I saw a video Joe rogan interviewing jon Jones and Jon admitted he went through the majority of his career stoned.....said he was hitting it heavy everyday, if he can dominate the UFC under the influence of cannabis I'm sure the average Joe can still get in decent shape whilst doing.


----------



## Whoremoan1 (Mar 13, 2017)

Bron said:


> I always smoke before lifting....hit all my PRs whilst I was under the influence lol
> 
> I saw a video Joe rogan interviewing jon Jones and Jon admitted he went through the majority of his career stoned.....said he was hitting it heavy everyday, if he can dominate the UFC under the influence of cannabis I'm sure the average Joe can still get in decent shape whilst doing.

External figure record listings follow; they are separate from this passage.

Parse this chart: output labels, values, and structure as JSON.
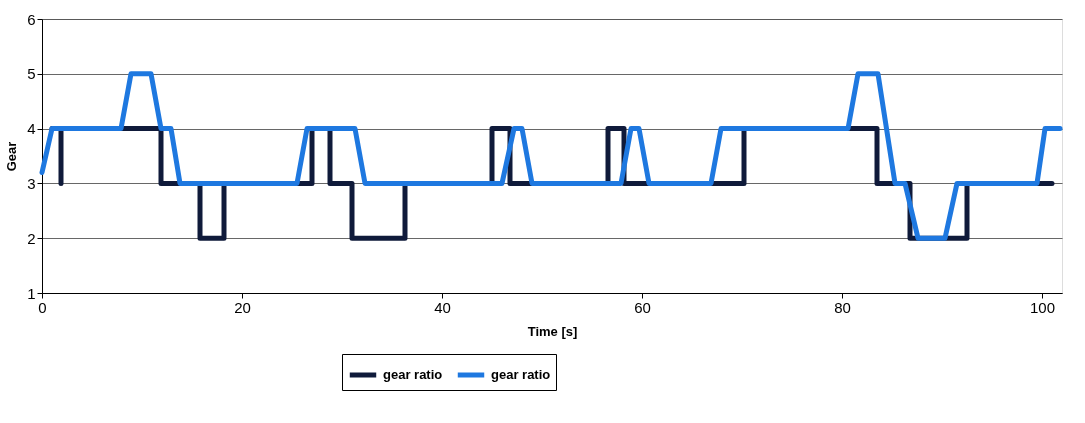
{
  "chart_data": {
    "type": "line",
    "xlabel": "Time [s]",
    "ylabel": "Gear",
    "xlim": [
      0,
      102
    ],
    "xticks": [
      0,
      20,
      40,
      60,
      80,
      100
    ],
    "ylim": [
      1,
      6
    ],
    "yticks": [
      1,
      2,
      3,
      4,
      5,
      6
    ],
    "grid": "y",
    "legend": "bottom",
    "marker": "none",
    "line_style": "solid",
    "series": [
      {
        "name": "gear ratio",
        "color": "#0f1a3a",
        "x": [
          1.0,
          1.9,
          1.9,
          1.9,
          11.9,
          11.9,
          15.8,
          15.8,
          18.2,
          18.2,
          27.0,
          27.0,
          28.8,
          28.8,
          31.0,
          31.0,
          36.3,
          36.3,
          45.0,
          45.0,
          46.8,
          46.8,
          56.6,
          56.6,
          58.2,
          58.2,
          70.2,
          70.2,
          83.5,
          83.5,
          86.8,
          86.8,
          92.5,
          92.5,
          101.0
        ],
        "values": [
          4,
          4,
          3,
          4,
          4,
          3,
          3,
          2,
          2,
          3,
          3,
          4,
          4,
          3,
          3,
          2,
          2,
          3,
          3,
          4,
          4,
          3,
          3,
          4,
          4,
          3,
          3,
          4,
          4,
          3,
          3,
          2,
          2,
          3,
          3
        ]
      },
      {
        "name": "gear ratio",
        "color": "#1e78e0",
        "x": [
          0,
          1.0,
          7.9,
          8.9,
          10.9,
          11.9,
          12.9,
          13.8,
          25.5,
          26.5,
          31.3,
          32.3,
          46.0,
          47.2,
          48.0,
          49.0,
          57.9,
          58.9,
          59.7,
          60.7,
          66.9,
          67.9,
          80.6,
          81.6,
          83.6,
          85.3,
          86.3,
          87.6,
          90.3,
          91.5,
          99.5,
          100.3,
          101.8
        ],
        "values": [
          3.2,
          4,
          4,
          5,
          5,
          4,
          4,
          3,
          3,
          4,
          4,
          3,
          3,
          4,
          4,
          3,
          3,
          4,
          4,
          3,
          3,
          4,
          4,
          5,
          5,
          3,
          3,
          2,
          2,
          3,
          3,
          4,
          4
        ]
      }
    ]
  }
}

 i literally just had a pre workout joint and finished one of my best back workouts to date.....dorian also did it


----------



## Sasnak (Oct 11, 2016)

I'm not a big smoker of weed but I did toke on a mates joint once when I walked up to the gym on a sunny day, early evening. He was sitting on a nearby grass verge with his family and dog.

When I got in there a bit of mild paranoia set in and I had to move the free weights to an area out of the view of the mirror. A staff member came up to me and told me I couldn't use them there as weights in the area were a tripping hazard. I was too monged out to reply and ended up curtailing the session and spending an hour standing in the shower waiting for the effects to abate.

Not a nice experience


----------



## arcticfox (Jan 11, 2015)

Feck training and smoking weed, I have a little in even every now and then but more to relax my back and help me sleep but only a little and not everyday


----------



## Benny_01 (Apr 25, 2016)

I used to smoke All the time before and after the gym, it's a great training aid imo for focus and mind muscle connection

On the other hand it's a b*tch for getting the munchies and eating anything and everything you shouldn't be eating

i don't smoke at all now and the gains and conditioning come a lot easier


----------



## Oioi (Jul 25, 2016)

ErnestVaughan said:


> I think people have a negative attitude toward marijuana because movies and the media have long created a negative image of people who use it.


Strong revive


----------